Meu livro está velho, manchado, rabiscado e por isso mesmo, pleno de vida. Li o romance pela primeira vez aos 13 anos, e na verdade, por curiosidade. A mãe de uma amiga da escola sempre dizia, quando íamos tomar banho, para ter cuidado ao mergulhar de cabeça, pra não terminarmos igual ao Marcelo Rubens Paiva. E contava a história do jovem que mergulhou e ficou tetraplégico. Era uma forma de nos amedontrar e termos cuidado com aventuras. Mas o livro descortinou muitos outros assuntos e se tornou retrato de uma geração, virou peça, virou filme e fez 40 anos ainda atual, porque os dilemas da juventude em sua maioria, continuam os mesmo, embora hoje haja maior diálogo inclusive da literatura com esse público. Sexo, masturbação, drogas, política, relação com os pais, liberdade, são temas não tão debatidos para os jovens na literatura daquela época. Eu li curiosa e me recordo que terminei o livro olhando à minha volta e pensando que sim, poderia ser eu e minha amiga Deise a mergulhar e voltar das águas com a perda dos movimentos. Mas não era só isso. A pulsão de vida do livro do Marcelo também era a nossa pulsão enquanto adolescentes entrando na juventude e acho que aí mora o mérito de uma obra que soube ser dicotômica: falar do passado e do presente, das limitações e “da vida louca, vida breve”, para encerrar em si uma tragédia.
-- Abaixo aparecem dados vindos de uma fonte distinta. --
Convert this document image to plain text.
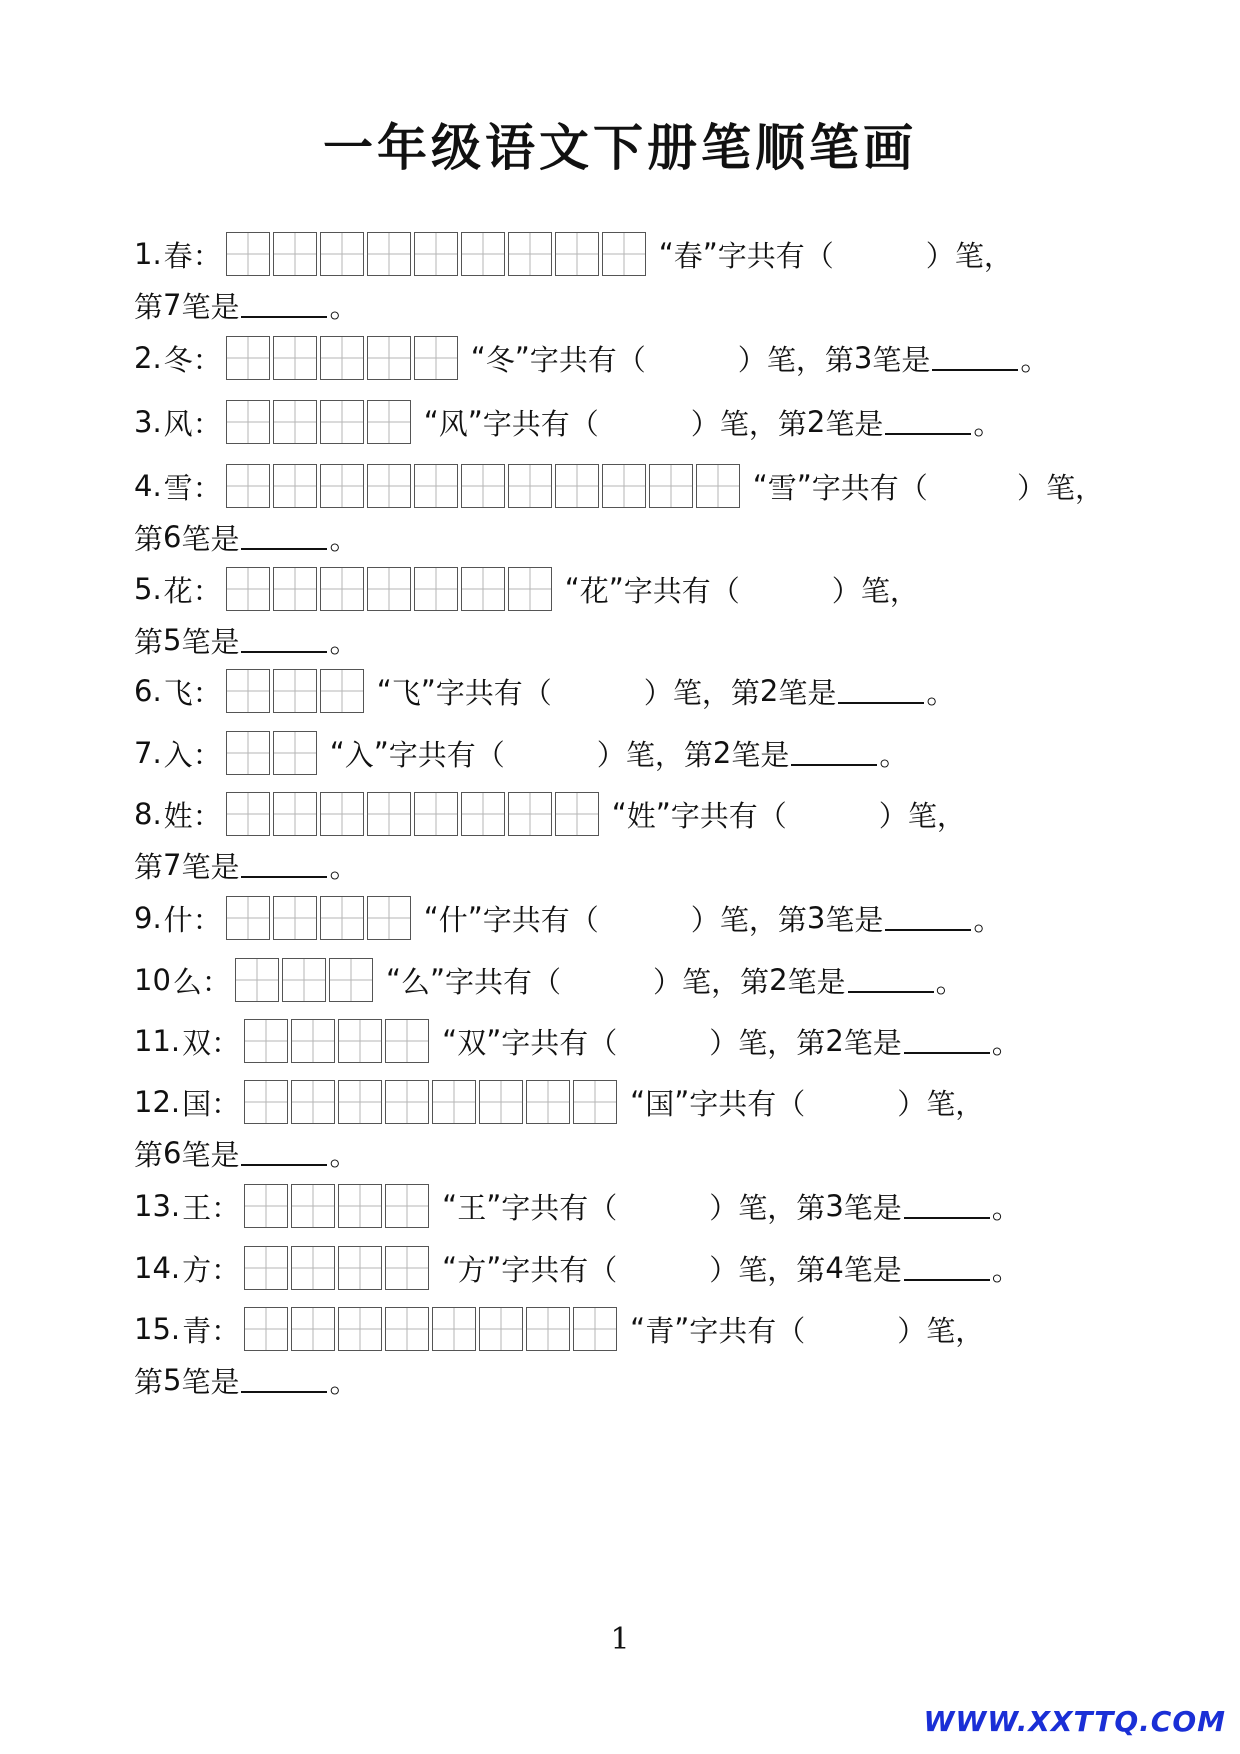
一年级语文下册笔顺笔画
1. 春 ：	“ 春 ” 字共有（	） 笔 ，
第 7 笔是	。
2. 冬 ：	“ 冬 ” 字共有（	） 笔 ， 第 3 笔是	。
3. 风 ：	“ 风 ” 字共有（	） 笔 ， 第 2 笔是	。
4. 雪 ：	“ 雪 ” 字共有（	） 笔 ，
第 6 笔是	。
5. 花 ：	“ 花 ” 字共有（	） 笔 ，
第 5 笔是	。
6. 飞 ：	“ 飞 ” 字共有（	） 笔 ， 第 2 笔是	。
7. 入 ：	“ 入 ” 字共有（	） 笔 ， 第 2 笔是	。
8. 姓 ：	“ 姓 ” 字共有（	） 笔 ，
第 7 笔是	。
9. 什 ：	“ 什 ” 字共有（	） 笔 ， 第 3 笔是	。
10 么 ：	“ 么 ” 字共有（	） 笔 ， 第 2 笔是	。
11. 双 ：	“ 双 ” 字共有（	） 笔 ， 第 2 笔是	。
12. 国 ：	“ 国 ” 字共有（	） 笔 ，
第 6 笔是	。
13. 王 ：	“ 王 ” 字共有（	） 笔 ， 第 3 笔是	。
14. 方 ：	“ 方 ” 字共有（	） 笔 ， 第 4 笔是	。
15. 青 ：	“ 青 ” 字共有（	） 笔 ，
第 5 笔是	。
1
WWW.XXTTQ.COM
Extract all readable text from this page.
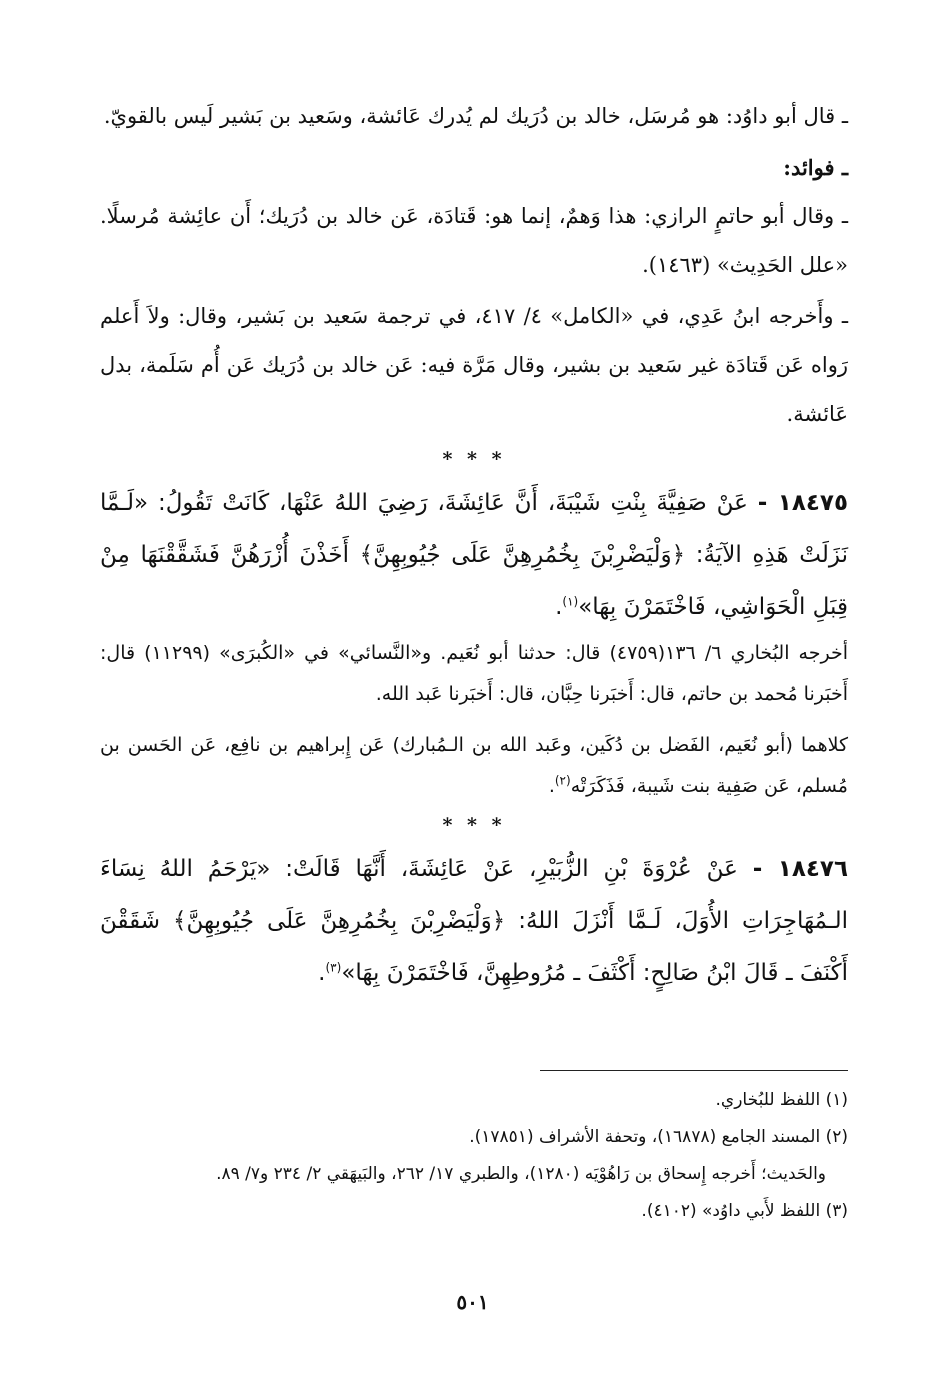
ـ قال أبو داوُد: هو مُرسَل، خالد بن دُرَيك لم يُدرك عَائشة، وسَعيد بن بَشير لَيس بالقويّ.

ـ فوائد:

ـ وقال أبو حاتمٍ الرازي: هذا وَهمٌ، إنما هو: قَتادَة، عَن خالد بن دُرَيك؛ أَن عائِشة مُرسلًا. «علل الحَدِيث» (١٤٦٣).

ـ وأَخرجه ابنُ عَدِي، في «الكامل» ٤/ ٤١٧، في ترجمة سَعيد بن بَشير، وقال: ولاَ أَعلم رَواه عَن قَتادَة غير سَعيد بن بشير، وقال مَرَّة فيه: عَن خالد بن دُرَيك عَن أُم سَلَمة، بدل عَائشة.

* * *

١٨٤٧٥ - عَنْ صَفِيَّةَ بِنْتِ شَيْبَةَ، أَنَّ عَائِشَةَ، رَضِيَ اللهُ عَنْهَا، كَانَتْ تَقُولُ: «لَـمَّا نَزَلَتْ هَذِهِ الآيَةُ: ﴿وَلْيَضْرِبْنَ بِخُمُرِهِنَّ عَلَى جُيُوبِهِنَّ﴾ أَخَذْنَ أُزْرَهُنَّ فَشَقَّقْنَهَا مِنْ قِبَلِ الْحَوَاشِي، فَاخْتَمَرْنَ بِهَا»$^{(١)}$.

أخرجه البُخاري ٦/ ١٣٦(٤٧٥٩) قال: حدثنا أبو نُعَيم. و«النَّسائي» في «الكُبرَى» (١١٢٩٩) قال: أَخبَرنا مُحمد بن حاتم، قال: أَخبَرنا حِبَّان، قال: أَخبَرنا عَبد الله.

كلاهما (أبو نُعَيم، الفَضل بن دُكَين، وعَبد الله بن الـمُبارك) عَن إِبراهيم بن نافِع، عَن الحَسن بن مُسلم، عَن صَفِية بنت شَيبة، فَذَكَرَتْه$^{(٢)}$.

* * *

١٨٤٧٦ - عَنْ عُرْوَةَ بْنِ الزُّبَيْرِ، عَنْ عَائِشَةَ، أَنَّهَا قَالَتْ: «يَرْحَمُ اللهُ نِسَاءَ الـمُهَاجِرَاتِ الأُوَلَ، لَـمَّا أَنْزَلَ اللهُ: ﴿وَلْيَضْرِبْنَ بِخُمُرِهِنَّ عَلَى جُيُوبِهِنَّ﴾ شَقَقْنَ أَكْنَفَ ـ قَالَ ابْنُ صَالِحٍ: أَكْثَفَ ـ مُرُوطِهِنَّ، فَاخْتَمَرْنَ بِهَا»$^{(٣)}$.

(١) اللفظ للبُخاري.

(٢) المسند الجامع (١٦٨٧٨)، وتحفة الأشراف (١٧٨٥١).

والحَديث؛ أَخرجه إِسحاق بن رَاهُوْيَه (١٢٨٠)، والطبري ١٧/ ٢٦٢، والبَيهَقي ٢/ ٢٣٤ و٧/ ٨٩.

(٣) اللفظ لأَبي داوُد» (٤١٠٢).

٥٠١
Carollini Assis leu o livro em 1992, aos 13 anos

 

Victor Mascarenhas, escritor, sobre Feliz Ano Velho

“Feliz aniversário, meu velho.

Era criança quando “Feliz ano velho” foi lançado, naqueles tempos em que jovens escreviam livros, montavam bandas e queriam invadir, pilhar e tomar o que era deles. Tudo que eu queria era crescer logo para entrar na festa e o passaporte para isso era ler a obra de Marcelo Rubens Paiva. Quando finalmente li, alguns anos depois do lançamento, creio que o impacto que tive foi similar ao dos que leram antes de mim. O autor falava de sexo, drogas e rock ‘n’ roll – que era basicamente tudo que interessava a um adolescente nos anos 1980 – numa linguagem que parecia mais com as conversas que a gente tinha no intervalo das aulas do que com a prosa embolorada de José de Alencar que nos obrigavam a ler. O livro também mostrava que a ditadura era o inimigo que matava e desaparecia com as pessoas, e que ainda havia perigo na esquina ou no fundo de uma represa. Mas se o sinal ainda estava fechado para nós, que éramos jovens, ia abrir logo, logo e aí então eles iam ver. Hoje, 40 anos depois, não sei se conseguimos fazer algo melhor do que as gerações anteriores ou se dá para dizer que “Feliz ano velho” é um clássico. O que dá pra dizer é que poucos livros brasileiros tiveram o impacto que a obra de Marcelo Rubens Paiva teve na vida de tanta gente.”